厳島神主。教親の次男。厳島神主であった兄宗親が、父教親の実家である長屋氏を相続したため、神主職に就任した。
兄の跡を継ぐ
興親の兄宗親は、明応二年(1493)三月までは神主に在任しているので*1、興親の神主就任はこれ以後とみられる。なお父教親は、高齢ながら永正元年(1504)十二月までは存命していた*2。
上洛
永正五年(1508)二月、興親は厳島から乗船して海路上洛した。大内義興の支援を受けて帰洛しようとしていた足利義稙の供をするためだった。上洛後の七月五日に長安久を大御前棚守職に、七月八日に野坂才菊を舞師にそれぞれ補任している。
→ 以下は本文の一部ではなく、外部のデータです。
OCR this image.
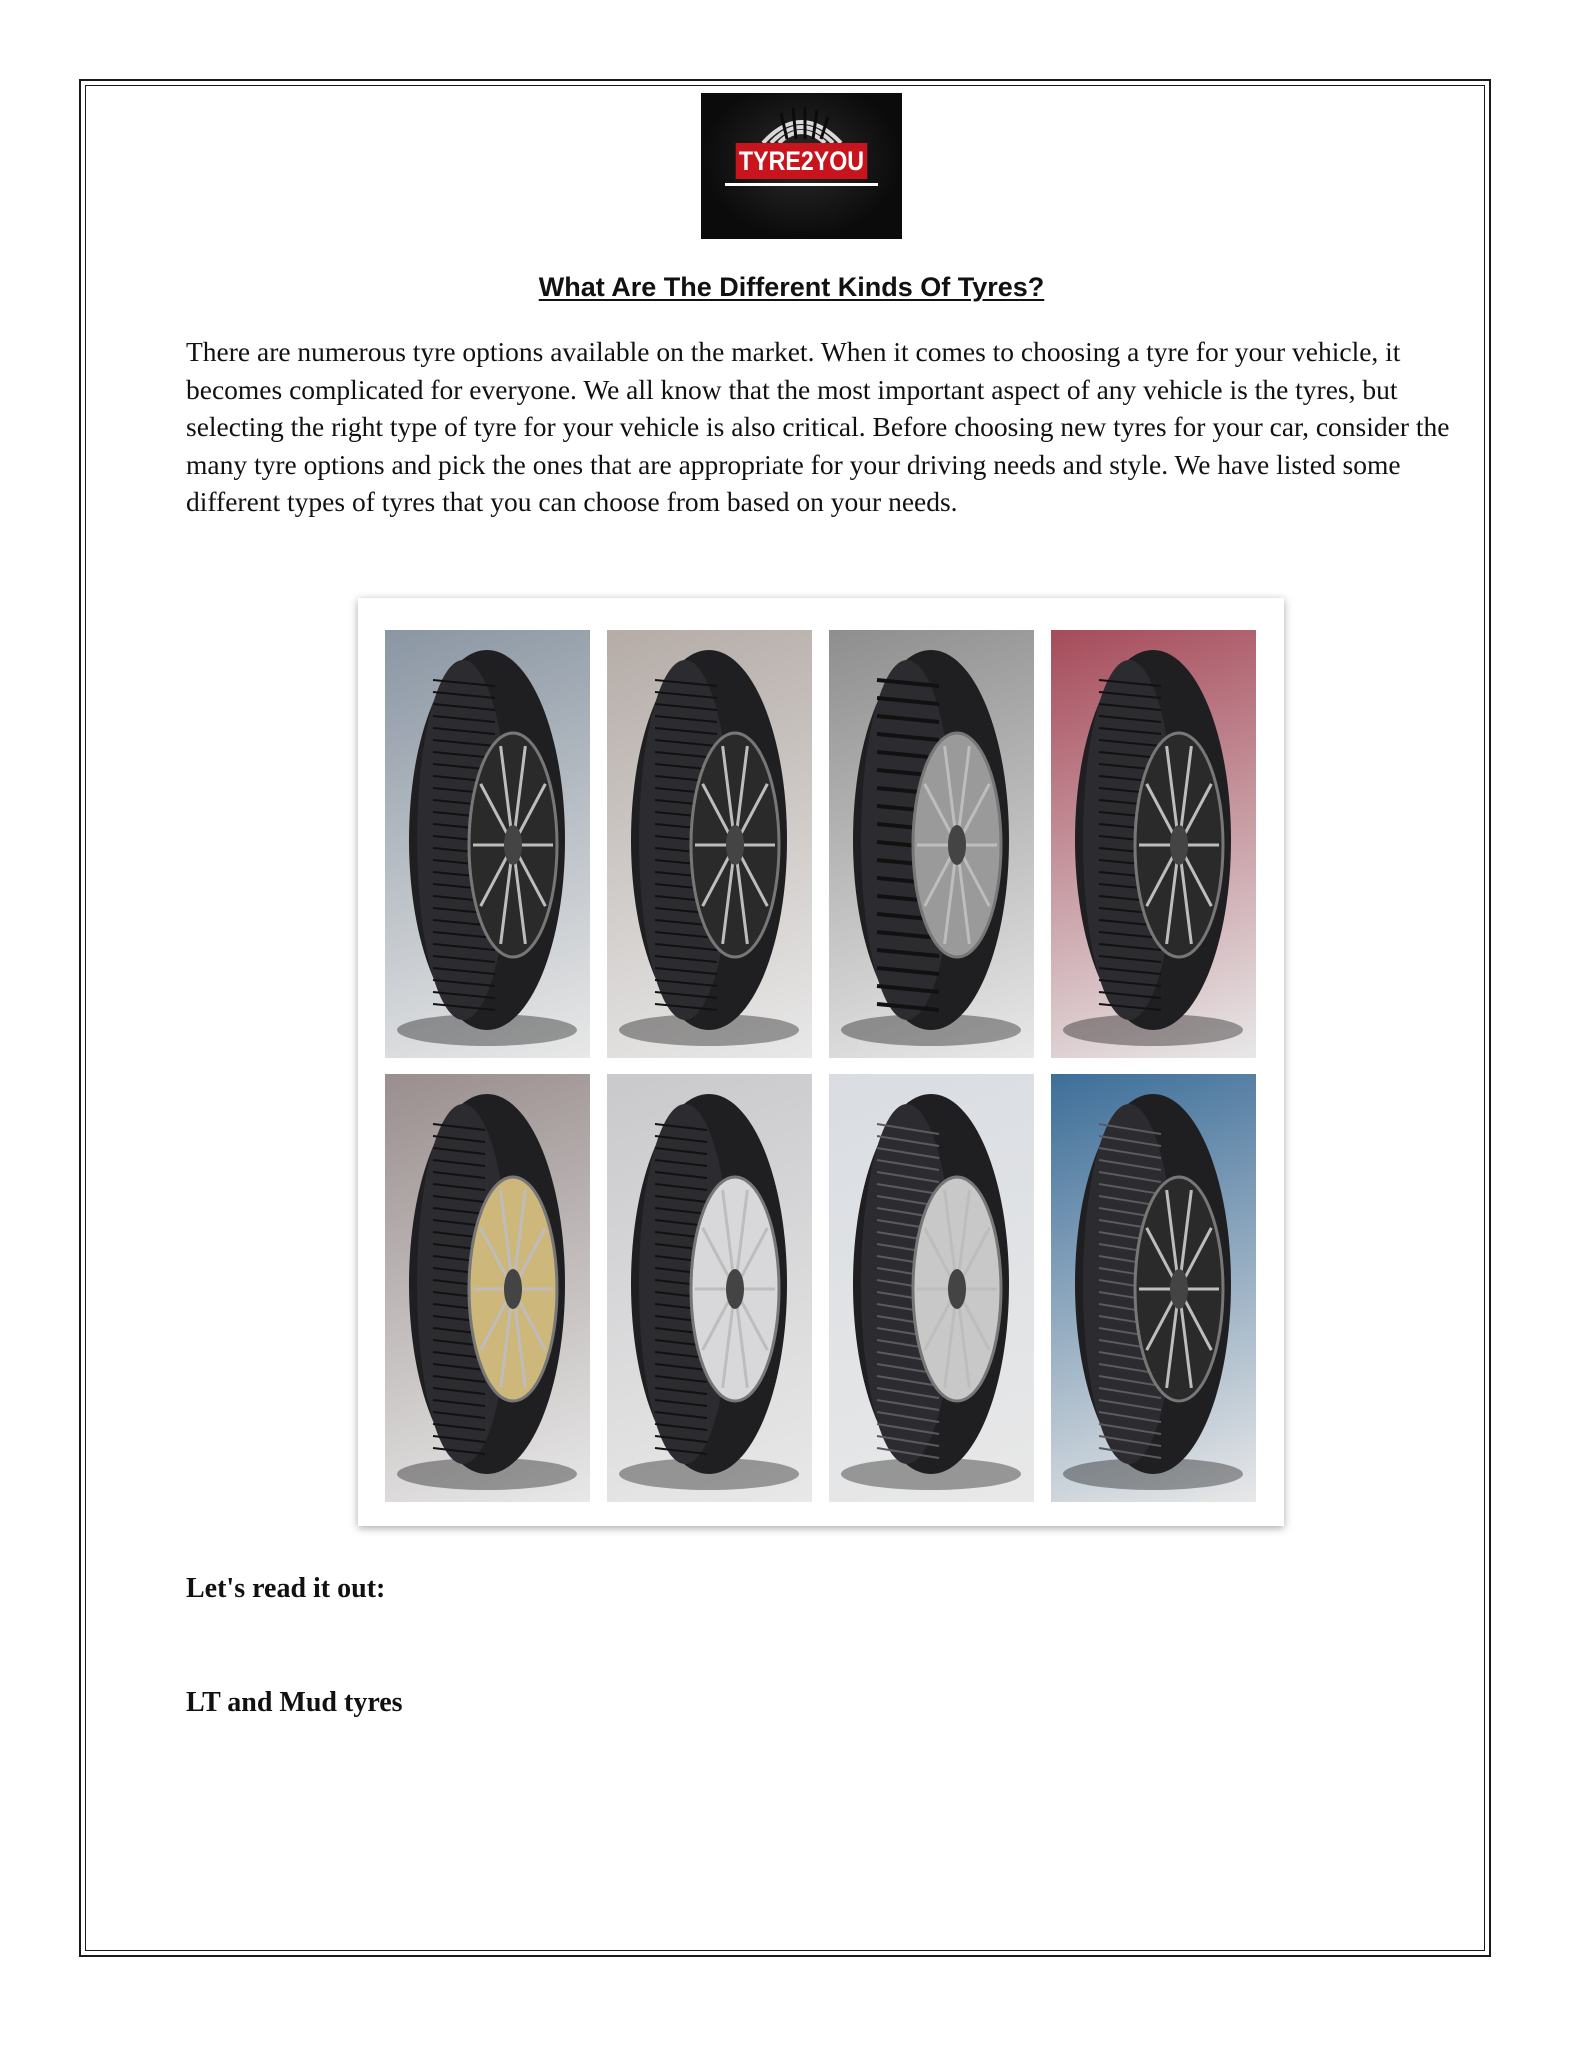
TYRE2YOU
What Are The Different Kinds Of Tyres?

There are numerous tyre options available on the market. When it comes to choosing a tyre for your vehicle, it becomes complicated for everyone. We all know that the most important aspect of any vehicle is the tyres, but selecting the right type of tyre for your vehicle is also critical. Before choosing new tyres for your car, consider the many tyre options and pick the ones that are appropriate for your driving needs and style. We have listed some different types of tyres that you can choose from based on your needs.

Let's read it out:
LT and Mud tyres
しかし同年十二月八日、興親は京都において病没した。法名は笑岩*3。位牌は菩提寺である洞雲寺に置かれた。興親に子は無く、厳島神主家は後継者不在の状況に陥った。
死後の混乱
興親が没した際、親族の友田興藤と小方加賀守も在京していたが、国元では神領衆が東方と西方の2派に分裂しての抗争が勃発した。東方は宍戸治部少輔らが桜尾城に立て籠もり、西方は新里若狭守らが藤懸城に立て籠もって数年合戦に及んだという。
その後、京都から帰還した武田元繁が東方に加勢して神領に侵攻するなど、周辺諸勢力の介入を受けながら永正十四年(1517)頃まで抗争が続くことになる。